Challenge to LexisNexis Moving at Glacial Pace

     ATLANTA (CN) – A hearing to discuss the pre-trial progress of a class action against LexisNexis Courtlink and Fulton County ended with a decision to table consideration of outstanding motions until the pre-certification discovery process is complete.
     The lawsuit revolves around the issue of whether the Fulton County court has the authority to mandate the use of LexisNexis’ e-filing system or else lose access to the court.
     Among those in attendance at the Sept. 21 hearing at the DeKalb County Superior Court was Steven J. Newton, attorney for The Best Jewelry Manufacturing Co. and Kenneth Clowdus, administrator for the estate of Kenneth Larry Clowdus, Fulton County attorney William Miles, and William K. Whitner, attorney for LexisNexis.
     Its intent was to discuss the results of discovery exchanges that have occurred in the slow-moving case over the past few months.
     However, as the discussion got under way it quickly became clear that the process was far from complete. Whitner claimed he is still awaiting feedback on submissions to the Best Jewelry-Clowdus team, while the plaintiffs’ attorneys complained of receiving Fulton County’s documents literally days before the hearing.
     “We got some 20,000 documents from Fulton County only three days ago. Obviously, we haven’t had the chance to look through [that many] documents, but we feel that with those documents we may have enough to go forward with class certification,” said Irwin Stolz, Newton’s co-council.
     Stolz said Miles filed “various and sundry little motions” that had done little but delayed the case. As a case in point, he pointed to Miles’ intention to file a motion for dismissal of any damage liability against Fulton County that very day.
     Stolz asked DeKalb Superior Court Judge Clarence Seeliger to set a deadline first for class pre-certification discovery before starting merit discovery, after which LexisNexis owner Reed Elsevier and Fulton County might file their merit-based motions.
     Miles insisted that the motion to dismiss damages didn’t involve merits.
     “It has to do with the fact that [Fulton County is] entitled to sovereign immunity as a matter of law,” Miles said. “It doesn’t matter how true their facts are, or how badly we acted, we’re still entitled to sovereign immunity against damages.”
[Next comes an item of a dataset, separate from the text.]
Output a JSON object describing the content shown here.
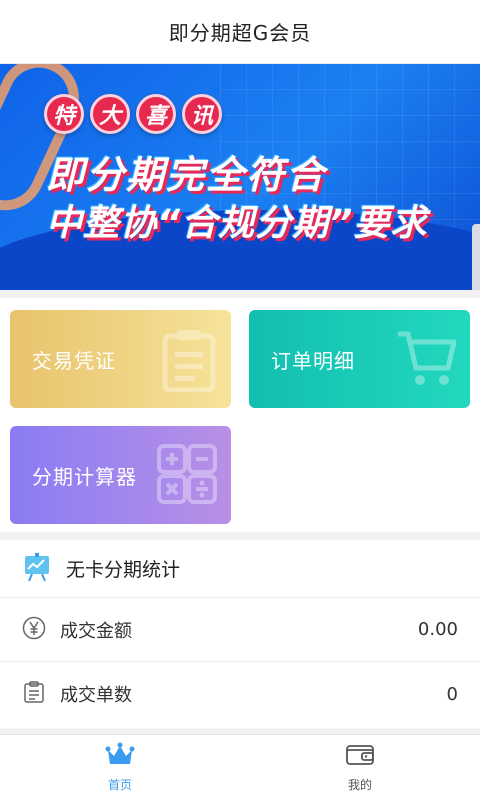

     He inferred that the sovereignty right negated the need for a class action, stating that “it wouldn’t matter if it was one person, two people, or a thousand”.
     Miles also anticipates filing for summary judgment in the future.
     “I’m not going to address that yet,” said Judge Seeliger, after Stolz countered that Fulton County has no immunity for violating the law.
     Whitner agreed with Miles, stating that a class action in this case was not appropriate, and responded to Newton co-council Shuli Green’s on-the-spot request for facts that might preclude class certification.
     “Our position is these interrogatories are premature. We have not yet seen [Best Jewelry-Clowdus’] motion for class certification. It would be inadequate to ask us at this time to answer with facts,” said Whitner.
     The Best Jewelry-Clowdus team has until December 1 to formally file for class certification, and to submit requests for any further discovery needed.
The parties will have until February 1 to complete the class certification discovery process, after which the certification hearing will be scheduled.Seeliger also agreed to delay discovery on merits until certification discovery is completed.